Alex Karasulu closed DIRSERVER-610.
-----------------------------------

    Resolution: Fixed

done a while back - now admin password is no longer in server.xml

> Need to simplify process for changing admin password
> ----------------------------------------------------
>
>                 Key: DIRSERVER-610
>                 URL: https://issues.apache.org/jira/browse/DIRSERVER-610
>             Project: Directory ApacheDS
>          Issue Type: Improvement
>          Components: core
>    Affects Versions: 1.5.0, 1.0.2
>            Reporter: Endi S. Dewata
>             Fix For: 1.5.3
>
>
> As described in http://directory.apache.org/subprojects/apacheds/docs/users/authentication.html, currently to change admin password you need to perform 2 steps: ldapmodify and then change server.xml. While the functionality works just fine, this has become a usability issue in both stand-alone and embedded mode as the admin user is required to maintain the same passwords stored in 2 different locations.

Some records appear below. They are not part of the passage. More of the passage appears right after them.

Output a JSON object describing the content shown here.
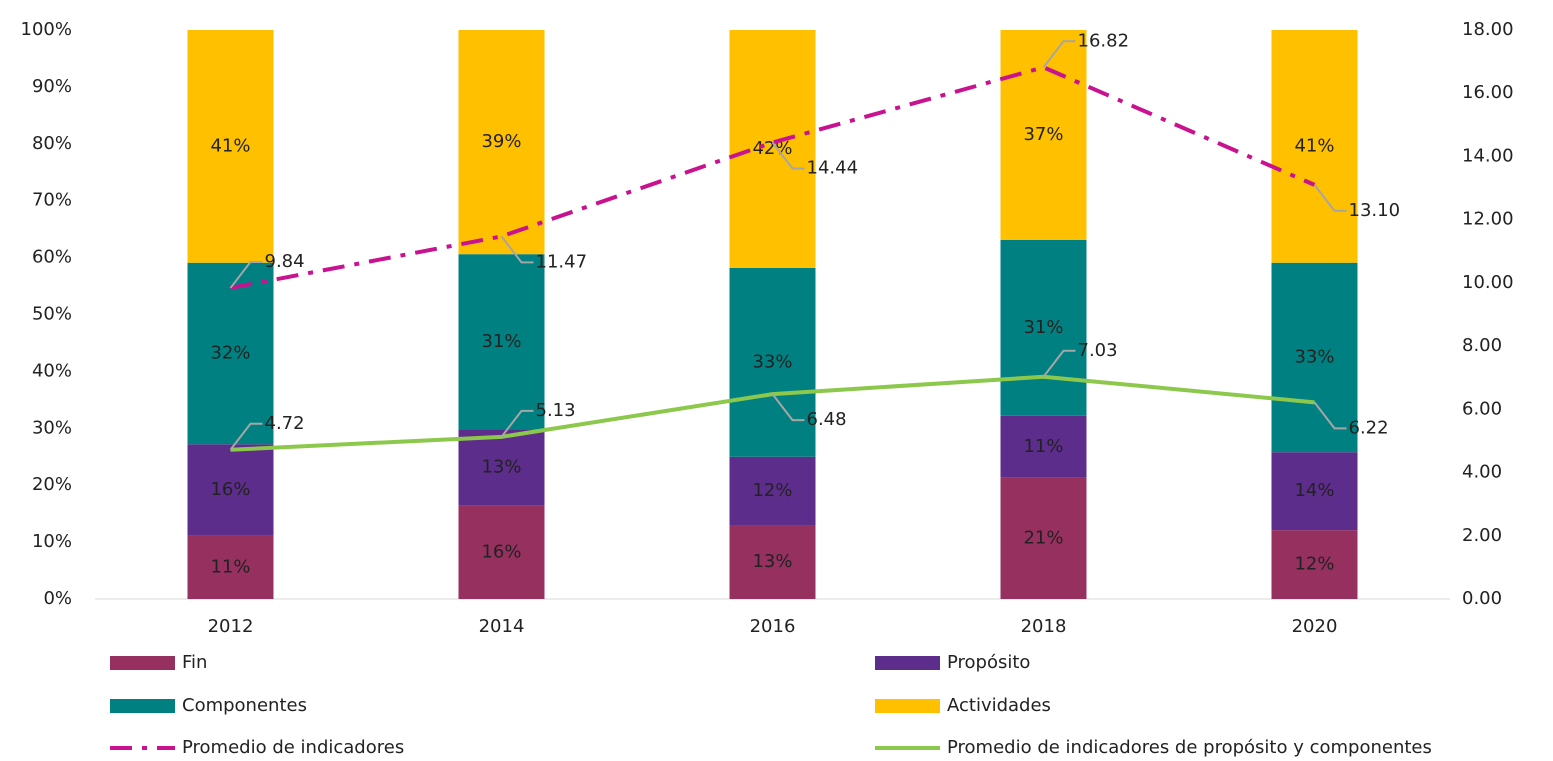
{
  "chart_data": {
    "type": "bar",
    "categories": [
      "2012",
      "2014",
      "2016",
      "2018",
      "2020"
    ],
    "series": [
      {
        "name": "Fin",
        "color": "#96305f",
        "values": [
          11.1,
          16.4,
          13.0,
          21.3,
          12.1
        ],
        "value_labels": [
          "11%",
          "16%",
          "13%",
          "21%",
          "12%"
        ]
      },
      {
        "name": "Propósito",
        "color": "#5c2d8a",
        "values": [
          16.1,
          13.4,
          12.0,
          10.9,
          13.7
        ],
        "value_labels": [
          "16%",
          "13%",
          "12%",
          "11%",
          "14%"
        ]
      },
      {
        "name": "Componentes",
        "color": "#008080",
        "values": [
          31.9,
          30.8,
          33.2,
          30.9,
          33.3
        ],
        "value_labels": [
          "32%",
          "31%",
          "33%",
          "31%",
          "33%"
        ]
      },
      {
        "name": "Actividades",
        "color": "#ffc000",
        "values": [
          40.9,
          39.4,
          41.8,
          36.9,
          40.9
        ],
        "value_labels": [
          "41%",
          "39%",
          "42%",
          "37%",
          "41%"
        ]
      },
      {
        "name": "Promedio de indicadores",
        "type": "line",
        "axis": "y2",
        "color": "#c8128f",
        "dash": "dashdot",
        "values": [
          9.84,
          11.47,
          14.44,
          16.82,
          13.1
        ],
        "value_labels": [
          "9.84",
          "11.47",
          "14.44",
          "16.82",
          "13.10"
        ]
      },
      {
        "name": "Promedio de indicadores de propósito y componentes",
        "type": "line",
        "axis": "y2",
        "color": "#8cc84b",
        "values": [
          4.72,
          5.13,
          6.48,
          7.03,
          6.22
        ],
        "value_labels": [
          "4.72",
          "5.13",
          "6.48",
          "7.03",
          "6.22"
        ]
      }
    ],
    "stacked": true,
    "ylim": [
      0,
      100
    ],
    "yticks": [
      {
        "value": 0,
        "label": "0%"
      },
      {
        "value": 10,
        "label": "10%"
      },
      {
        "value": 20,
        "label": "20%"
      },
      {
        "value": 30,
        "label": "30%"
      },
      {
        "value": 40,
        "label": "40%"
      },
      {
        "value": 50,
        "label": "50%"
      },
      {
        "value": 60,
        "label": "60%"
      },
      {
        "value": 70,
        "label": "70%"
      },
      {
        "value": 80,
        "label": "80%"
      },
      {
        "value": 90,
        "label": "90%"
      },
      {
        "value": 100,
        "label": "100%"
      }
    ],
    "y2lim": [
      0,
      18
    ],
    "y2ticks": [
      {
        "value": 0,
        "label": "0.00"
      },
      {
        "value": 2,
        "label": "2.00"
      },
      {
        "value": 4,
        "label": "4.00"
      },
      {
        "value": 6,
        "label": "6.00"
      },
      {
        "value": 8,
        "label": "8.00"
      },
      {
        "value": 10,
        "label": "10.00"
      },
      {
        "value": 12,
        "label": "12.00"
      },
      {
        "value": 14,
        "label": "14.00"
      },
      {
        "value": 16,
        "label": "16.00"
      },
      {
        "value": 18,
        "label": "18.00"
      }
    ],
    "legend": "bottom"
  }
}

Eventhough requiring a password in server.xml might prevent unauthorized user from starting the server, it's also a security risk because the password is stored in plain text and probably cannot be encrypted because it needs to be validated against the one stored in the backend.
> Several alternatives:
> 1. Automatically modify server.xml when the admin password is changed via ldapmodify. However, if the user changed server.xml manually it will become unsynchronized. Also, in embedded mode this might not work because the config might not be stored in server.xml.
> 2. Store the admin password (or just the hash value) in the configuration file only (server.xml) as in OpenLDAP. When the admin user binds, the password will be validated against this hash value.
> 3. Store the admin password in the backend storage only along with other users' passwords. This might be the simplest solution because it's already been implemented.